At $\beta_1 = 0,\; \beta_2 = 1$, evaluate numerically and state whether attention increased on $x_1$ or $x_2$.


## Q9 — Finite-Difference Gradient Check (Python)

Numerically confirm $\frac{\partial L}{\partial \beta_j}$ at $(\beta_1,\beta_2) = (0,1)$ using a central difference with $\epsilon = 10^{-5}$:

$$
\frac{\partial L}{\partial \beta_j} \approx \frac{L(\beta_j + \epsilon) - L(\beta_j - \epsilon)}{2\epsilon}
$$

(holding the other $\beta$ fixed).  
Report the analytic value (from Q7), the finite-difference estimate, and the relative error for $j = 1, 2$.


In [None]:
import numpy as np

# Given constants
x = np.array([2.0, 4.0])
t = 3.0
beta = np.array([0.0, 1.0])
eps = 1e-5


analytic_grad = None # TODO
fd_gradients = None # TODO


print("Analytic gradients:", analytic_grad)
print("Finite-diff gradients:", fd_gradients)

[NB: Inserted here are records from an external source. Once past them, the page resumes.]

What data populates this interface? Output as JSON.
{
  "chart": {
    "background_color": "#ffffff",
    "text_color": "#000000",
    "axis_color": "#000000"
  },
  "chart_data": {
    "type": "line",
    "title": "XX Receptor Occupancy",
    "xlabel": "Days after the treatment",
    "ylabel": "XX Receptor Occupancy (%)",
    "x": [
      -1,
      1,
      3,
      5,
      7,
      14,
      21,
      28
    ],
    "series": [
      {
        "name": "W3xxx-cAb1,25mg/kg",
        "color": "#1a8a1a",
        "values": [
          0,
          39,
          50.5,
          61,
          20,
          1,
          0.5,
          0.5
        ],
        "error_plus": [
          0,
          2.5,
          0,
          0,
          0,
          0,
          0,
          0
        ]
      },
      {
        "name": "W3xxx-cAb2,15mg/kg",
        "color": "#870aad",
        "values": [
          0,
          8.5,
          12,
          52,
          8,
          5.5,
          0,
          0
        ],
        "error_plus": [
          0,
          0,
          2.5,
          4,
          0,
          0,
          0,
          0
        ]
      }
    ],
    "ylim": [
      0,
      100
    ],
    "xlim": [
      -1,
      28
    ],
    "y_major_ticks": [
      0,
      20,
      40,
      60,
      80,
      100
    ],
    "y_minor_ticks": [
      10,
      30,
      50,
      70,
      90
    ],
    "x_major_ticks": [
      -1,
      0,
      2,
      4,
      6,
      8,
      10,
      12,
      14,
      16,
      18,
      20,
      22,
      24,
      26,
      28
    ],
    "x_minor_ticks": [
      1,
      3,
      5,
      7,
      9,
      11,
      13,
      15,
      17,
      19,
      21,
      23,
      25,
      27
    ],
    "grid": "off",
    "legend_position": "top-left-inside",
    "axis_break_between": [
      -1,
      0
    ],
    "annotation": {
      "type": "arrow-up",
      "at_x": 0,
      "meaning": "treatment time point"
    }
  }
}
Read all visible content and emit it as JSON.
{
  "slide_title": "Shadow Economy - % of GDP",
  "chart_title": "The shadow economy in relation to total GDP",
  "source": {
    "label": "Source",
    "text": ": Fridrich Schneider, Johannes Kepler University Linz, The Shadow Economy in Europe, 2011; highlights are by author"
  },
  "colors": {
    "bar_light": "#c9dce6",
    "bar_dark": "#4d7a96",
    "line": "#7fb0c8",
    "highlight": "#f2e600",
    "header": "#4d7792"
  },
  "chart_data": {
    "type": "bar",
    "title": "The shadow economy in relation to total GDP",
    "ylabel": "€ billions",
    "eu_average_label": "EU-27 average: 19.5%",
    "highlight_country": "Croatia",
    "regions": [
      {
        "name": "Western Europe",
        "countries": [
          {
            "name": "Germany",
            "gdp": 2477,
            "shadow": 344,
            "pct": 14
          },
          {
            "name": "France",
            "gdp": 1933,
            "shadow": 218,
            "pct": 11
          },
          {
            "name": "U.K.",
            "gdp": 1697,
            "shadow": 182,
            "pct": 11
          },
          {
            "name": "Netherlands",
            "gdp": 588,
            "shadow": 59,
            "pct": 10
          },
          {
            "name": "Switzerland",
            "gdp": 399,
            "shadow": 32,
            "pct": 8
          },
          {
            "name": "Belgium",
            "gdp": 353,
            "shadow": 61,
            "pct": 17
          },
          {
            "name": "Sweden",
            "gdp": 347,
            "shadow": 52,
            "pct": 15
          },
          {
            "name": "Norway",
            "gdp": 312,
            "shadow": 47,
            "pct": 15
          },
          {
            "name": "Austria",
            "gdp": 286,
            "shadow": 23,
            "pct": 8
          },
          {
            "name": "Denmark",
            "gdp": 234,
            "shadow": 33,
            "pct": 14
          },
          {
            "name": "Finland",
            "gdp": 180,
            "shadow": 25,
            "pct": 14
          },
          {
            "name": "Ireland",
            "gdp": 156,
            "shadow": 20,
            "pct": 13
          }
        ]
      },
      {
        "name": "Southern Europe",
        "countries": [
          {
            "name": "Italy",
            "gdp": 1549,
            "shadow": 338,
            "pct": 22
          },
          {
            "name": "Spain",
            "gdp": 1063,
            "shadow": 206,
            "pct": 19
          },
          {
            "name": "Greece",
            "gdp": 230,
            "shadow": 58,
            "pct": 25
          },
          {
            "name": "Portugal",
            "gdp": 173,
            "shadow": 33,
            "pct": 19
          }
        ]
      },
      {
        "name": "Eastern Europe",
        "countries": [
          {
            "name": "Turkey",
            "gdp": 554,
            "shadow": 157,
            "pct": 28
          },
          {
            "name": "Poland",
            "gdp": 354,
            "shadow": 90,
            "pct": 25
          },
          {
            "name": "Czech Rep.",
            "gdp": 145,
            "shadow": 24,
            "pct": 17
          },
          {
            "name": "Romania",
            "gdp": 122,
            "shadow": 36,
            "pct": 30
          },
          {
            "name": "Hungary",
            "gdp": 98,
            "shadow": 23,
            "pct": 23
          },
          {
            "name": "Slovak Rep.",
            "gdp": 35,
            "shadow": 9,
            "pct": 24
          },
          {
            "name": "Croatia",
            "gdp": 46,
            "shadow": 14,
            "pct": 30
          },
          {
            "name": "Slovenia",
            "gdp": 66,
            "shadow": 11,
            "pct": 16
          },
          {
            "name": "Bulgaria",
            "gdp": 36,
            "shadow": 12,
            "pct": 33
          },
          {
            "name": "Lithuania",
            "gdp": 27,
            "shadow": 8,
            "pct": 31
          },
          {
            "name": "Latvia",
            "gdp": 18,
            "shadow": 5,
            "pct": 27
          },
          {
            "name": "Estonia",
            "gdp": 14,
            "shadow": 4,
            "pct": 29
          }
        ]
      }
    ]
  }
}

# Optional: compute relative error
rel_error = np.abs((analytic_grad - fd_gradients) / (np.abs(fd_gradients) + 1e-12))
print("Relative error:", rel_error)


Analytic gradients: [-0.1817155  0.1817155]
Finite-diff gradients: [-0.1817155  0.1817155]
Relative error: [1.13457470e-10 5.61798568e-11]


## Q10 — Visualizing the Loss Surface

Compute $L(\beta_1, \beta_2)$ on a grid over $[-3, 3]^2$ and plot the 3D surface using `matplotlib`.  
Label axes $\beta_1$, $\beta_2$, and $L$.